الأصل في الأشياء الإباحة ما لم يرد دليل التحريم، والأصل في الأفعال التقيد بالحكم الشرعي

Hukum asal benda adalah mubah, selama tidak ada dalil yang mengharamkan. Dan hukum asal perbuatan adalah terikat dengan hukum syara.

Akan tetapi kemubahan tadi akan berpindah menjadi haram, ketika suatu simbol atau bendera mengarah kepada perkara yang haram. Sehingga berbagai bendera dan simbol masuk kategori benda, artinya secara umum tercakup hukum mubah, dan hukum suatu simbol bergantung pada sesuatu yang dilambangkan simbol tersebut, hal ini berlaku pula untuk bendera dan panji.

Jadi ketika simbol atau bendera melambangkan syariat Islam, atau melambangkan persatuan umat Islam, atau melambangkan kebaikan dan pembelaan terhadap kaum lemah dan teraniaya di bumi, maka boleh hukumnya mengadopsi, mengemban dan berjuang dibawah panji tersebut.

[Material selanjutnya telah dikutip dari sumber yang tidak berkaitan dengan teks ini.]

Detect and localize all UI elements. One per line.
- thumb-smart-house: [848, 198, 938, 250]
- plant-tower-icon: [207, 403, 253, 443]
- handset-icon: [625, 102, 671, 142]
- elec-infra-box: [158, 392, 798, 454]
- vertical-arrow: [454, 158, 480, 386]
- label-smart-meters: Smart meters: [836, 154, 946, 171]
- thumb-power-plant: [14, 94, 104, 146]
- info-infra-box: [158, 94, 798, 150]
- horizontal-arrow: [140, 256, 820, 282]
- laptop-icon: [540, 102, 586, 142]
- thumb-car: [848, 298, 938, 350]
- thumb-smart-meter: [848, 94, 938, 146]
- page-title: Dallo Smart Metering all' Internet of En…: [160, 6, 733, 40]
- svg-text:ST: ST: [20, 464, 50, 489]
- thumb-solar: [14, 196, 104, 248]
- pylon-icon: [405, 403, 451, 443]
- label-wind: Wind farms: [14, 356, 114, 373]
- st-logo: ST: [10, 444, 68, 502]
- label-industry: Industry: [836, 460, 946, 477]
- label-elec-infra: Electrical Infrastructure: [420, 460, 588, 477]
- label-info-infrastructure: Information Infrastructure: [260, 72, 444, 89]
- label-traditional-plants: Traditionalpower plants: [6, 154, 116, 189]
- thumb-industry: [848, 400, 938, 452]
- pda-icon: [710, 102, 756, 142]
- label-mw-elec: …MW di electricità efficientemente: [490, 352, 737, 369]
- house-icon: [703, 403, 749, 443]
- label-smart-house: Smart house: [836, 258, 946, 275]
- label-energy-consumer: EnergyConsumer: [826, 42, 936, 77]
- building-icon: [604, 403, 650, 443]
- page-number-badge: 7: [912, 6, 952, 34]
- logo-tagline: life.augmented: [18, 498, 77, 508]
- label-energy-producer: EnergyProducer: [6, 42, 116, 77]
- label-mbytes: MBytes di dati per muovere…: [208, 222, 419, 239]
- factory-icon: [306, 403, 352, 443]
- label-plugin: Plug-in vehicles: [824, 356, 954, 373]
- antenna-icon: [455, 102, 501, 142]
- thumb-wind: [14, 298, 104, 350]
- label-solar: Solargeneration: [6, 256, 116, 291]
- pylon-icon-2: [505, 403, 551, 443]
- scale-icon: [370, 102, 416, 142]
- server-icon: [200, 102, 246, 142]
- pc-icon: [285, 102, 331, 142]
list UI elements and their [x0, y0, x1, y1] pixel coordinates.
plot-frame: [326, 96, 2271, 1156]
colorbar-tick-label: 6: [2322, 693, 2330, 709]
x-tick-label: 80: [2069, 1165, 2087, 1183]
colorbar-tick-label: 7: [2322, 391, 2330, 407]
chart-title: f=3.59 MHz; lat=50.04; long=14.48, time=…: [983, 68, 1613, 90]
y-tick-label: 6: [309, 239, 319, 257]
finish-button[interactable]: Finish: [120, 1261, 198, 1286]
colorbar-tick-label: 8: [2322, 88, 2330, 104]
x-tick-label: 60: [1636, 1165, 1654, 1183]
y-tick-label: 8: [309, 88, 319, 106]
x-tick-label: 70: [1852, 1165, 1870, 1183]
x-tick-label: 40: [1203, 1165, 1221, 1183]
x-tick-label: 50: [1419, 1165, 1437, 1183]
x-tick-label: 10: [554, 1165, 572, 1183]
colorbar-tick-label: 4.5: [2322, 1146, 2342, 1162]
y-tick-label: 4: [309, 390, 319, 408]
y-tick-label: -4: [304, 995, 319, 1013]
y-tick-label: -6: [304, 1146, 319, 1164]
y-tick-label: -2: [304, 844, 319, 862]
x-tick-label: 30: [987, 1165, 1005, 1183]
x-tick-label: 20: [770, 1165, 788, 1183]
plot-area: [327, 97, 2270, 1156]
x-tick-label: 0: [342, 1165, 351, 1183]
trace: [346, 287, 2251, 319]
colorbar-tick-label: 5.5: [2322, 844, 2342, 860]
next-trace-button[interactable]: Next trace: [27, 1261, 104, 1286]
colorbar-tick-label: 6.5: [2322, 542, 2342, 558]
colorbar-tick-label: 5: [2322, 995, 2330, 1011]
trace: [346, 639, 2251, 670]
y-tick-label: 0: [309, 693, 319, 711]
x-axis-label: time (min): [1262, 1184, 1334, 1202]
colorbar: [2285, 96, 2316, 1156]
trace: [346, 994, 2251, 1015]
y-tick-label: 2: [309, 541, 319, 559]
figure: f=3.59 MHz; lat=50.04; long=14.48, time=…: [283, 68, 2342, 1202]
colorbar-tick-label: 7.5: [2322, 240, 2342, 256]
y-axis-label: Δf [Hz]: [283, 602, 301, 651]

Adapun bila simbol atau bendera tersebut menyelisihi akidah Islam, atau menjerumuskan kepada keharaman, separatisme, konflik diantara umat Islam, atau dibangun berdasarkan prinsip rancangan musuh-musuh Allah demi kesesatan, kekufuran atau menentang hukum syara yang lurus, atau melambangkan keidentikan dengan kaum kafir dan pendukungnya, serta mempromosikan ideologi, keyakinan dan jalan kehidupan mereka. Maka simbol dan bendera yang demikian secara pasti diharamkan.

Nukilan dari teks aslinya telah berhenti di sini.